Now, more than 20 years later and with a child of my own, it was so relieving to feel at home there and that is all thanks to the Morris family. 
Joel and Susan also welcomed us and fed us whenever we could go by, and I sincerely appreciated that, also.
I can't tell you how much it meant for me to feel welcomed and loved by you, thank you so much!

Monday, June 17, 2013

The Light Inside


I walk outside and the sun hurts my eyes.  I have to walk to the mailbox with them half closed but my head still hurts from the bright pavement I look down on.
My apple tastes cool and I’m grateful for the natural sugars it gives my blood.  Why  am I down?
Would the sun not be so bright if I were lighter inside?
How come it takes me so long to walk outside?
A pool a walk away.
A TV mounted to the wall.
Food in our pantry and friends on the screen.
That’s what this is... a dimmer.
Light pushes, slams, forces its way into my body and the darkness is overwhelmed.  
I wish it lasted,
A relationship that I can touch means almost nothing but those that are out of reach I long to be touching.
Is this his biggest trick in the book, make good things seem empty?
Because when I feel like this it’s the bad things that I want to do so I can be full- eat, watch, read, skim, stalk, envy, wish, self-hate, embarrassed, sad.
Am I giving life to death when I write the truth or would it be more dangerous to cover the pain with dishes, laundry, fake smiles and empty words.

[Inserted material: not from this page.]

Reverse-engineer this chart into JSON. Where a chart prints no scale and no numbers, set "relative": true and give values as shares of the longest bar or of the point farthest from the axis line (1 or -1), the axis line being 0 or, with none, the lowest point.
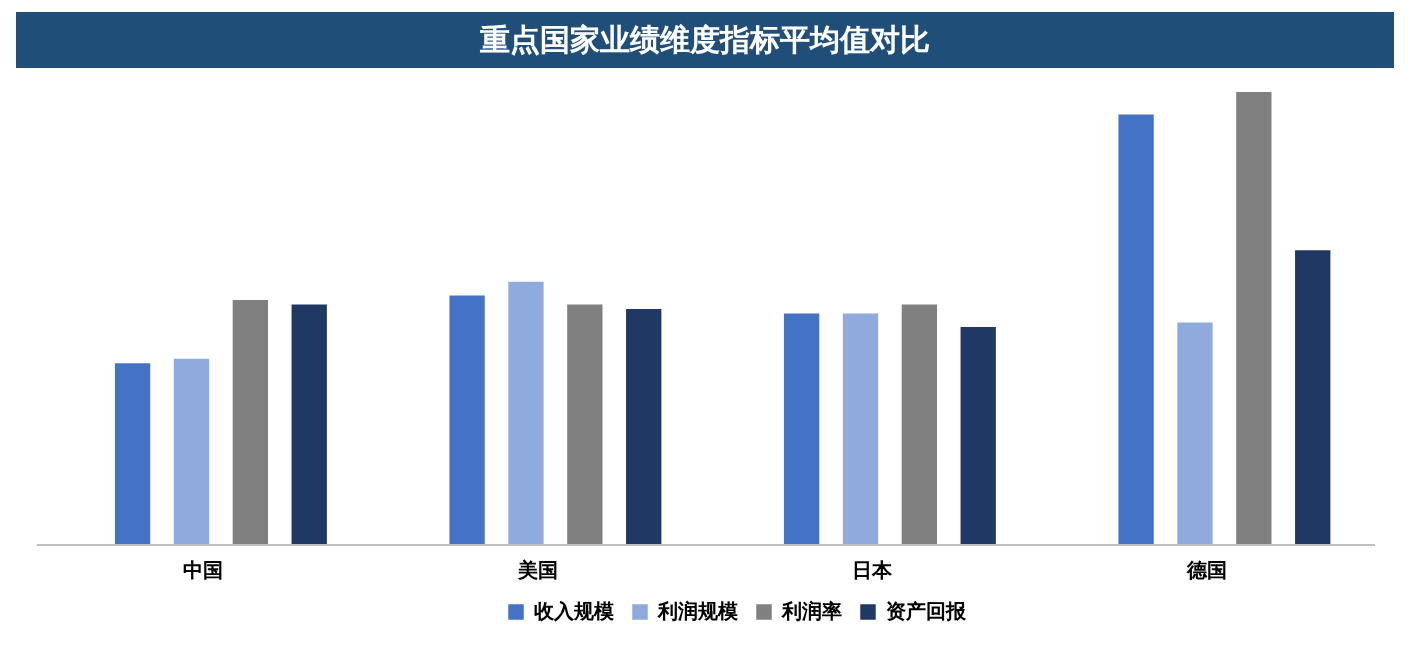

It’s crazy. The things that keep me alive are all things I can’t even see. Well, one of them I can.
She is here because of me and the man I chose.
She helps me forget the darkness I dread will return.
Her needs come first and my selfishness drowns in her bubble bath.
I can work, smile and laugh sincerely when she’s around.

But, it doesn’t seem right.  To put my whole life in her hands.  I must be able to face this world and on my own two feet stand.
I’m grateful for the reprieve but I promise- for her, him and mostly for me- to use my time to find the ground and welcome the bright pavement more and more.
And, someday I know that when I walk outside my head won’t hurt from squinting because the brightness will match the light inside of me.